7 thoughts on “Twitter Should Cut The SMS Cord

  1. The argument is going to go on and on – on the one hand we have the obvious benefits of advancing the site in accordance with the available technology but then we have the desire to not alienate those in the developing world where smartphones are not prevalent or restrict those who have gotten used to specific ways of working.

    When Dick Costolo is saying that Twitter want to unify the experience it does make you wonder if they will be aiming for the lowest common denominator or if they will be using a core experience and then tailoring additional functionality to the method of access employed.
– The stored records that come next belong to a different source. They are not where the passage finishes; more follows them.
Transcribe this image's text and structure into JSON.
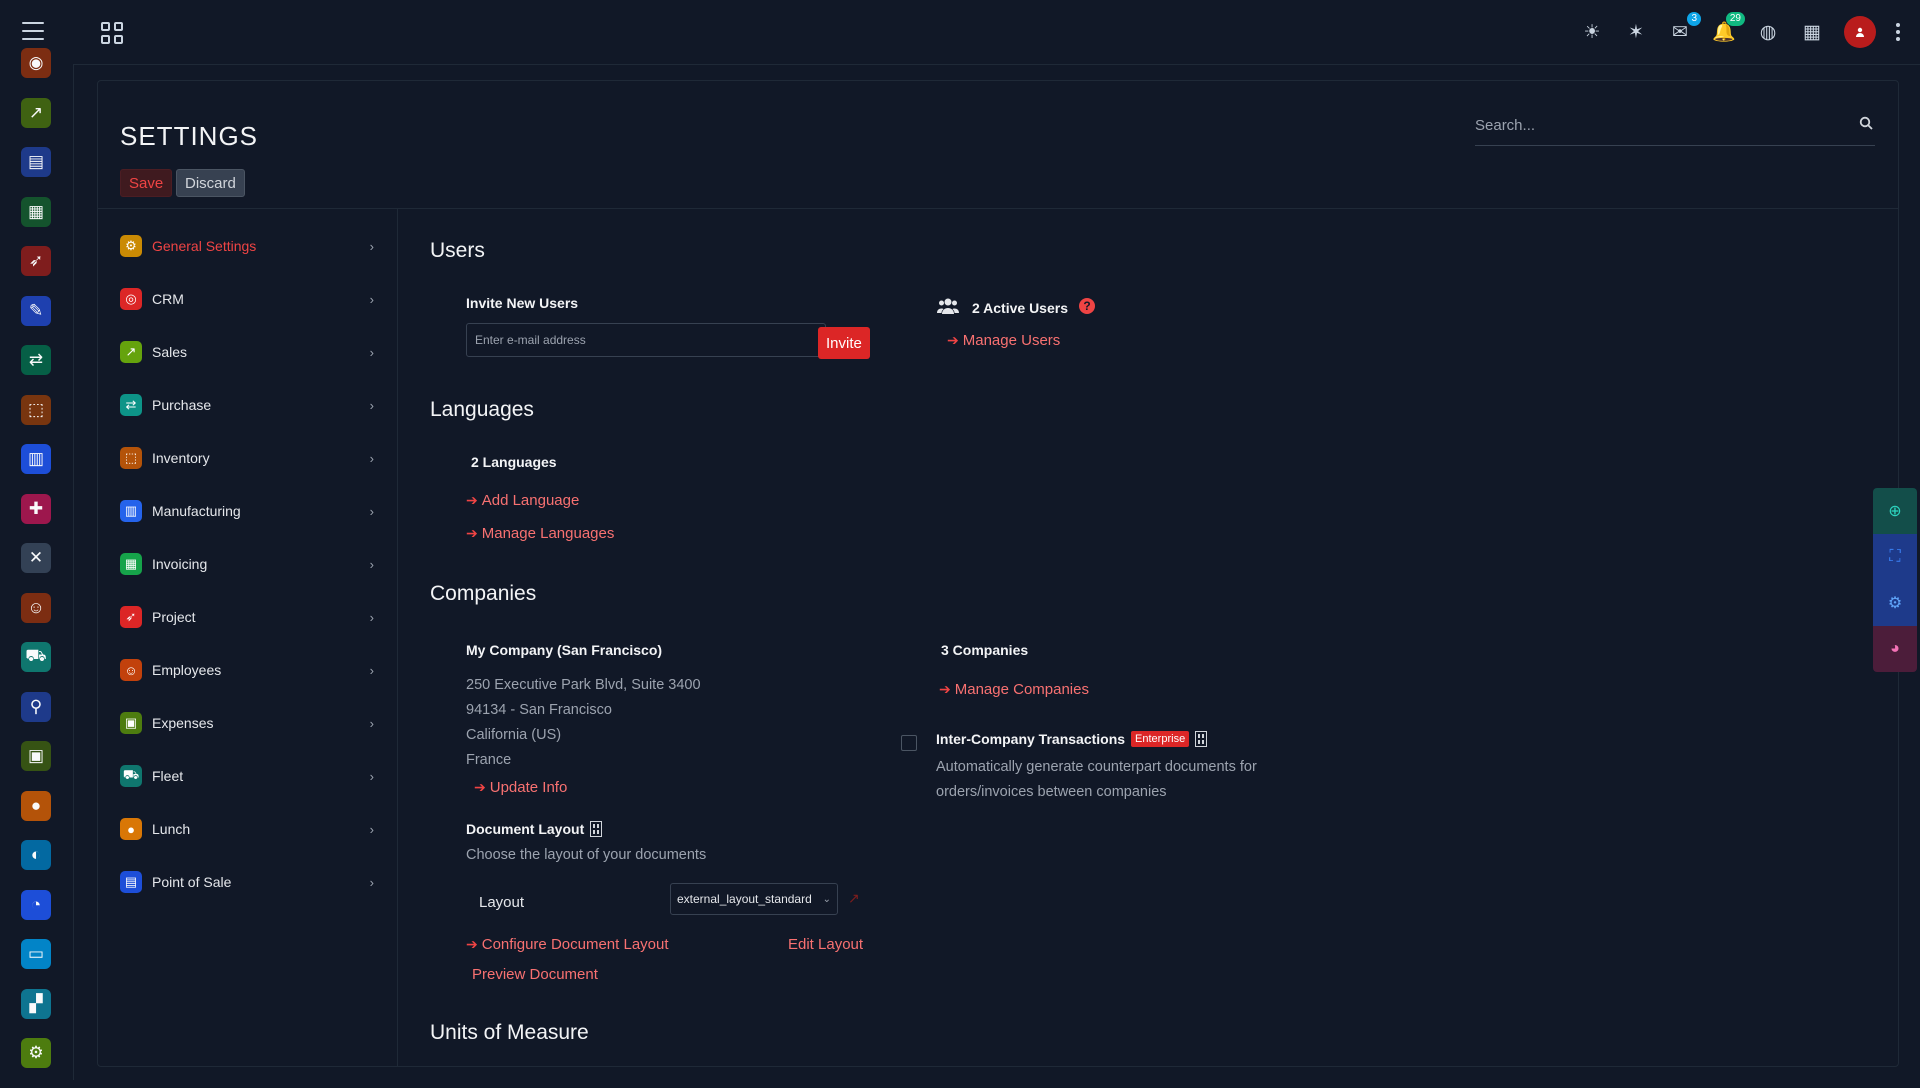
{
  "colors": {
    "accent": "#dc2626",
    "background": "#111827",
    "link": "#f87171"
  },
  "topbar": {
    "menu_icon": "hamburger-icon",
    "apps_icon": "apps-grid-icon",
    "icons": [
      {
        "name": "theme-toggle-icon",
        "glyph": "☀"
      },
      {
        "name": "debug-icon",
        "glyph": "✶"
      },
      {
        "name": "messages-icon",
        "glyph": "✉",
        "badge": "3"
      },
      {
        "name": "notifications-icon",
        "glyph": "🔔",
        "badge": "29"
      },
      {
        "name": "language-icon",
        "glyph": "◍"
      },
      {
        "name": "company-switch-icon",
        "glyph": "▦"
      }
    ]
  },
  "rail": {
    "icons": [
      {
        "name": "crm-app-icon",
        "glyph": "◉",
        "bg": "#7c2d12"
      },
      {
        "name": "sales-app-icon",
        "glyph": "↗",
        "bg": "#3f6212"
      },
      {
        "name": "point-of-sale-app-icon",
        "glyph": "▤",
        "bg": "#1e3a8a"
      },
      {
        "name": "invoicing-app-icon",
        "glyph": "▦",
        "bg": "#14532d"
      },
      {
        "name": "project-app-icon",
        "glyph": "➶",
        "bg": "#7f1d1d"
      },
      {
        "name": "documents-app-icon",
        "glyph": "✎",
        "bg": "#1e40af"
      },
      {
        "name": "purchase-app-icon",
        "glyph": "⇄",
        "bg": "#065f46"
      },
      {
        "name": "inventory-app-icon",
        "glyph": "⬚",
        "bg": "#78350f"
      },
      {
        "name": "manufacturing-app-icon",
        "glyph": "▥",
        "bg": "#1d4ed8"
      },
      {
        "name": "repair-app-icon",
        "glyph": "✚",
        "bg": "#9d174d"
      },
      {
        "name": "tools-app-icon",
        "glyph": "✕",
        "bg": "#334155"
      },
      {
        "name": "employees-app-icon",
        "glyph": "☺",
        "bg": "#7c2d12"
      },
      {
        "name": "fleet-app-icon",
        "glyph": "⛟",
        "bg": "#0f766e"
      },
      {
        "name": "attendance-app-icon",
        "glyph": "⚲",
        "bg": "#1e3a8a"
      },
      {
        "name": "expenses-app-icon",
        "glyph": "▣",
        "bg": "#365314"
      },
      {
        "name": "lunch-app-icon",
        "glyph": "●",
        "bg": "#b45309"
      },
      {
        "name": "discuss-app-icon",
        "glyph": "◐",
        "bg": "#0369a1"
      },
      {
        "name": "dashboards-app-icon",
        "glyph": "◔",
        "bg": "#1d4ed8"
      },
      {
        "name": "website-app-icon",
        "glyph": "▭",
        "bg": "#0284c7"
      },
      {
        "name": "apps-app-icon",
        "glyph": "▞",
        "bg": "#0e7490"
      },
      {
        "name": "settings-app-icon",
        "glyph": "⚙",
        "bg": "#4d7c0f"
      }
    ]
  },
  "header": {
    "title": "SETTINGS",
    "save_label": "Save",
    "discard_label": "Discard",
    "search_placeholder": "Search..."
  },
  "sidebar": {
    "items": [
      {
        "label": "General Settings",
        "icon": "general-settings-icon",
        "glyph": "⚙",
        "color": "#ca8a04",
        "active": true
      },
      {
        "label": "CRM",
        "icon": "crm-icon",
        "glyph": "◎",
        "color": "#dc2626"
      },
      {
        "label": "Sales",
        "icon": "sales-icon",
        "glyph": "↗",
        "color": "#65a30d"
      },
      {
        "label": "Purchase",
        "icon": "purchase-icon",
        "glyph": "⇄",
        "color": "#0d9488"
      },
      {
        "label": "Inventory",
        "icon": "inventory-icon",
        "glyph": "⬚",
        "color": "#b45309"
      },
      {
        "label": "Manufacturing",
        "icon": "manufacturing-icon",
        "glyph": "▥",
        "color": "#2563eb"
      },
      {
        "label": "Invoicing",
        "icon": "invoicing-icon",
        "glyph": "▦",
        "color": "#16a34a"
      },
      {
        "label": "Project",
        "icon": "project-icon",
        "glyph": "➶",
        "color": "#dc2626"
      },
      {
        "label": "Employees",
        "icon": "employees-icon",
        "glyph": "☺",
        "color": "#c2410c"
      },
      {
        "label": "Expenses",
        "icon": "expenses-icon",
        "glyph": "▣",
        "color": "#4d7c0f"
      },
      {
        "label": "Fleet",
        "icon": "fleet-icon",
        "glyph": "⛟",
        "color": "#0f766e"
      },
      {
        "label": "Lunch",
        "icon": "lunch-icon",
        "glyph": "●",
        "color": "#d97706"
      },
      {
        "label": "Point of Sale",
        "icon": "point-of-sale-icon",
        "glyph": "▤",
        "color": "#1d4ed8"
      }
    ]
  },
  "users": {
    "title": "Users",
    "invite_title": "Invite New Users",
    "email_placeholder": "Enter e-mail address",
    "invite_label": "Invite",
    "active_users": "2 Active Users",
    "manage_users": "Manage Users"
  },
  "languages": {
    "title": "Languages",
    "count": "2 Languages",
    "add_language": "Add Language",
    "manage_languages": "Manage Languages"
  },
  "companies": {
    "title": "Companies",
    "company_name": "My Company (San Francisco)",
    "address": [
      "250 Executive Park Blvd, Suite 3400",
      "94134 - San Francisco",
      "California (US)",
      "France"
    ],
    "update_info": "Update Info",
    "count": "3 Companies",
    "manage_companies": "Manage Companies",
    "inter_company_title": "Inter-Company Transactions",
    "enterprise_badge": "Enterprise",
    "inter_company_desc_1": "Automatically generate counterpart documents for",
    "inter_company_desc_2": "orders/invoices between companies",
    "doc_layout_title": "Document Layout",
    "doc_layout_desc": "Choose the layout of your documents",
    "layout_label": "Layout",
    "layout_value": "external_layout_standard",
    "configure_layout": "Configure Document Layout",
    "edit_layout": "Edit Layout",
    "preview_document": "Preview Document"
  },
  "uom": {
    "title": "Units of Measure"
  },
  "float_tools": [
    {
      "name": "zoom-in-icon",
      "glyph": "⊕",
      "bg": "#134e4a",
      "color": "#2dd4bf"
    },
    {
      "name": "fullscreen-icon",
      "glyph": "⛶",
      "bg": "#1e3a8a",
      "color": "#3b82f6"
    },
    {
      "name": "settings-gear-icon",
      "glyph": "⚙",
      "bg": "#1e3a8a",
      "color": "#60a5fa"
    },
    {
      "name": "palette-icon",
      "glyph": "◕",
      "bg": "#4c1d3a",
      "color": "#f472b6"
    }
  ]
}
    1. My thinking was that SMS is a very limited platform, so you can provide a subset of functionality there. Obviously SMS will miss the metadata, but that is no reason to not provide it in other places. Costolo has to focus on revenue, but it just feels like they are limiting themselves by not moving forward. And where are the annotations???


  2. Not sure what the structure of data fields in Twitter’s API would look like if URLs were to be moved out of the 140 character field. With L.L SLDs becoming popular (as IDNs) on top of the existing shift to LL/NN SLDs, the maximum number of new data fields needed to accommodate links would not be insignificant even if total field length was capped at an equivalent of 140 characters.
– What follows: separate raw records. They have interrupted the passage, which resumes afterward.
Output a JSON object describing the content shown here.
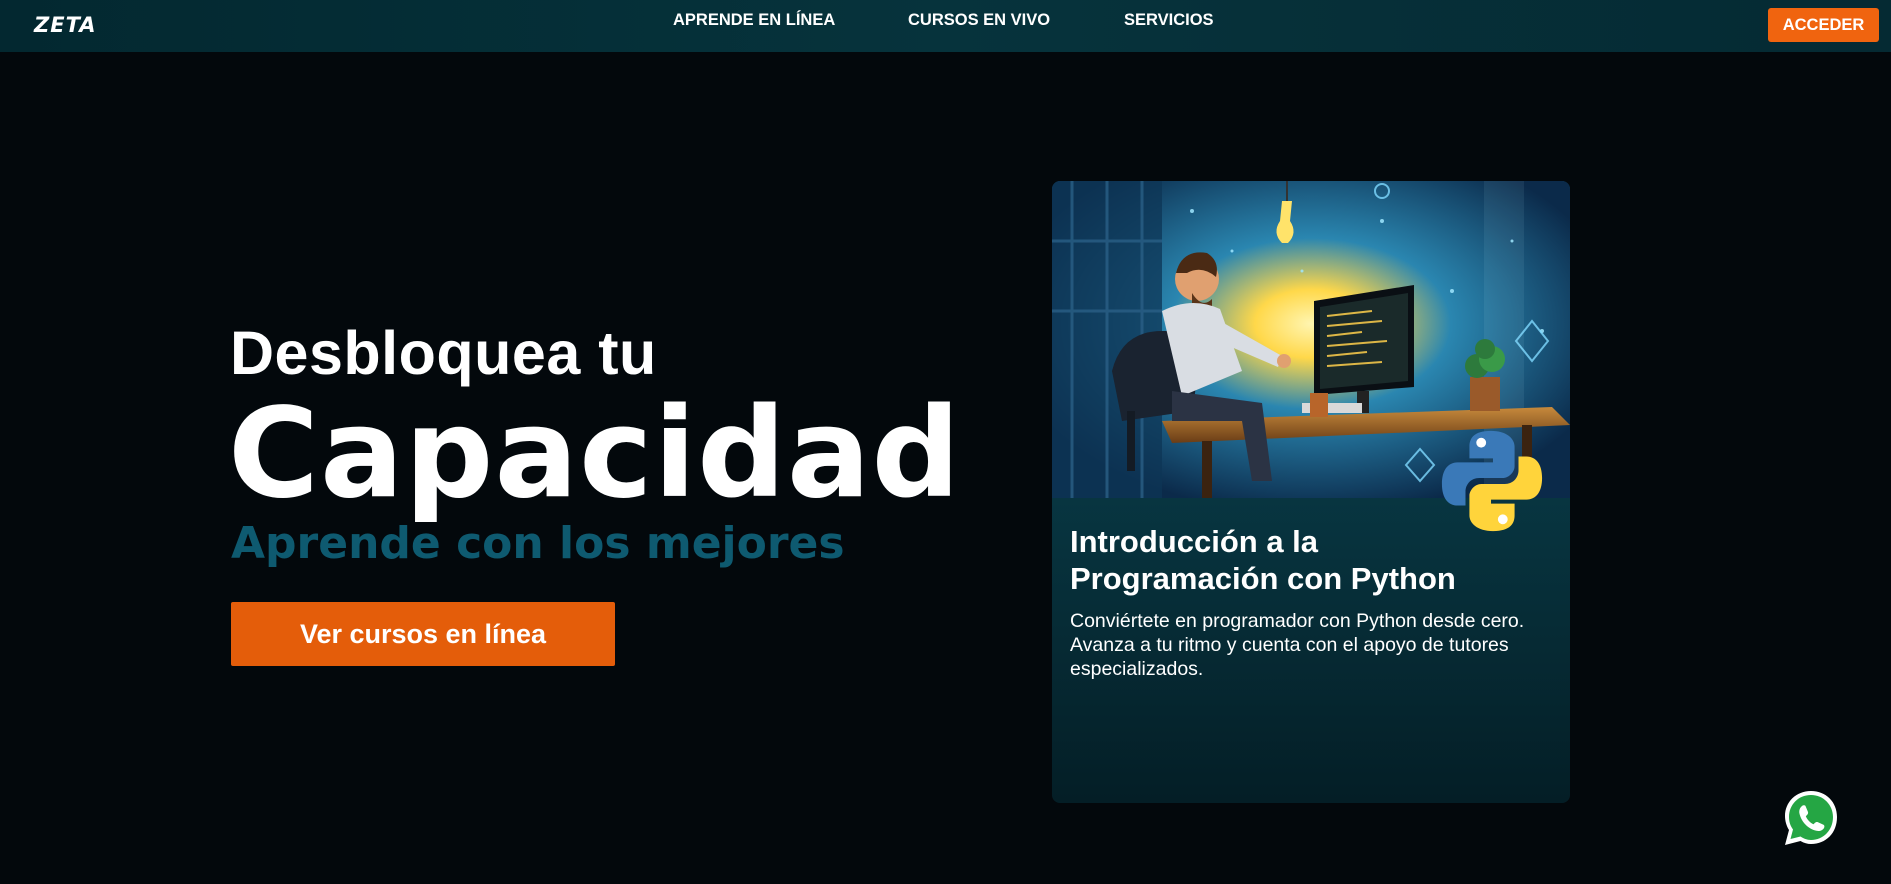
{
  "header": {
    "logo_text": "ZETA",
    "nav": [
      {
        "label": "APRENDE EN LÍNEA"
      },
      {
        "label": "CURSOS EN VIVO"
      },
      {
        "label": "SERVICIOS"
      }
    ],
    "login_label": "ACCEDER"
  },
  "hero": {
    "line1": "Desbloquea tu",
    "line2": "Capacidad",
    "line3": "Aprende con los mejores",
    "cta_label": "Ver cursos en línea"
  },
  "course_card": {
    "title": "Introducción a la Programación con Python",
    "description": "Conviértete en programador con Python desde cero. Avanza a tu ritmo y cuenta con el apoyo de tutores especializados.",
    "image_icon": "programmer-illustration",
    "badge_icon": "python-logo-icon"
  },
  "floating": {
    "icon": "whatsapp-icon"
  },
  "colors": {
    "accent_orange": "#f0640f",
    "heading_teal": "#0e5a70",
    "background": "#03080c",
    "nav_bg": "#06333c"
  }
}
    Please correct me if I’m wrong, but it seems as if there is more of a revenue driver behind the current arrangement than a legacy technical issue. Twitter is now in a position to monetize analytics, which it could not do if it shed its wrapper system.

    The debate over lengthening OMB text fields was drifting towards a breach in the 140 limit under some ‘all in’ dent expansion. The question was settled somewhat in the direction of what is proposed above, with an ‘attachment’ allowed to supplement each dent. Broader federation issues aside, have you noticed any disruptions in Twitter as a result of those changes?
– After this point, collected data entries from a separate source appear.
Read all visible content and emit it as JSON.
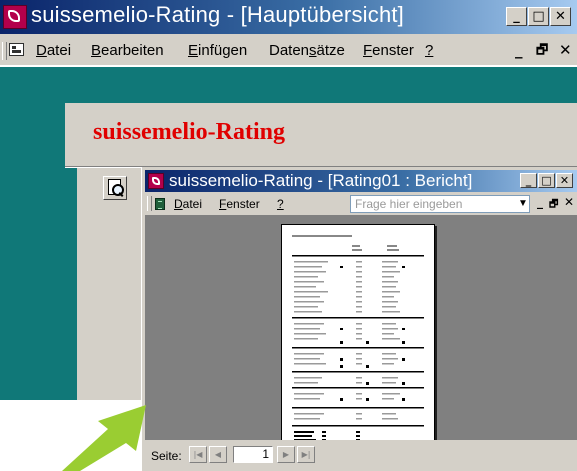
{
  "outer_window": {
    "title": "suissemelio-Rating - [Hauptübersicht]",
    "menu": [
      {
        "label": "Datei",
        "key": "D",
        "rest": "atei"
      },
      {
        "label": "Bearbeiten",
        "key": "B",
        "rest": "earbeiten"
      },
      {
        "label": "Einfügen",
        "key": "E",
        "rest": "infügen"
      },
      {
        "label": "Datensätze",
        "pre": "Daten",
        "key": "s",
        "rest": "ätze"
      },
      {
        "label": "Fenster",
        "key": "F",
        "rest": "enster"
      },
      {
        "label": "?",
        "key": "?",
        "rest": ""
      }
    ],
    "controls": {
      "minimize": "_",
      "maximize": "□",
      "close": "✕"
    },
    "mdi_controls": {
      "minimize": "_",
      "restore": "🗗",
      "close": "✕"
    }
  },
  "form": {
    "heading": "suissemelio-Rating",
    "teal_color": "#107878",
    "heading_color": "#e00000"
  },
  "report_window": {
    "title": "suissemelio-Rating - [Rating01 : Bericht]",
    "menu": [
      {
        "label": "Datei",
        "key": "D",
        "rest": "atei"
      },
      {
        "label": "Fenster",
        "key": "F",
        "rest": "enster"
      },
      {
        "label": "?",
        "key": "?",
        "rest": ""
      }
    ],
    "help_placeholder": "Frage hier eingeben",
    "navigation": {
      "page_label": "Seite:",
      "current_page": "1",
      "buttons": [
        "first",
        "previous",
        "next",
        "last"
      ]
    }
  },
  "icons": [
    "app-icon",
    "form-icon",
    "print-preview-icon",
    "report-icon",
    "dropdown-arrow-icon",
    "green-arrow"
  ],
  "arrow_color": "#9acd32"
}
    A rough guess would be that conversions (as CTRs) would be higher under Twitter’s existing system than what we’re seeing in OMBs, and that link utilization in Twitter would also be greater — thanks both to the automated nature of the shorter and cultural factors that eschew shortening in denting. In summary, the experience for users and revenue for Twitter is higher under the existing arrangement than it would be under the revisions proposed above.


    1. While I started by complaining about url wrapping, I can understand the reasoning beyond spam control. I am a big fan of the analytics you can gather, and the added value that can come from the knowledge gained from those analytics.

      I can understand the revenue argument up to a point. If you are focused solely on the advertising revenue (promoted accounts/tweets/trends included), then I would agree that there is no benefit to changing what exists. But what if you wanted to look outside of advertising for revenue? Subscriptions to a “pro” account where you can see all of the metadata like urls, media location and other things would be interesting, but that is not possible right now. I have not done market research so I cannot be sure what revenue opportunities they could be missing.


  3. I was at a Twitter Developer Teatime event in London last week and I asked them what happened to annotations.

    Their answer was that last summer, when they were working towards annotations, they had to divert resources to deal with the load from the World Cup, and it never found it’s way back onto the priority list. It is something they would still like to do, but it’s not on the current roadmap.


    1. Part of me is concerned by this, it was a high priority at one time and now it can’t get onto the priority list. I understand the drive towards stability and revenue, but it makes you wonder what goes on in those offices and what they are working on that we don’t know about.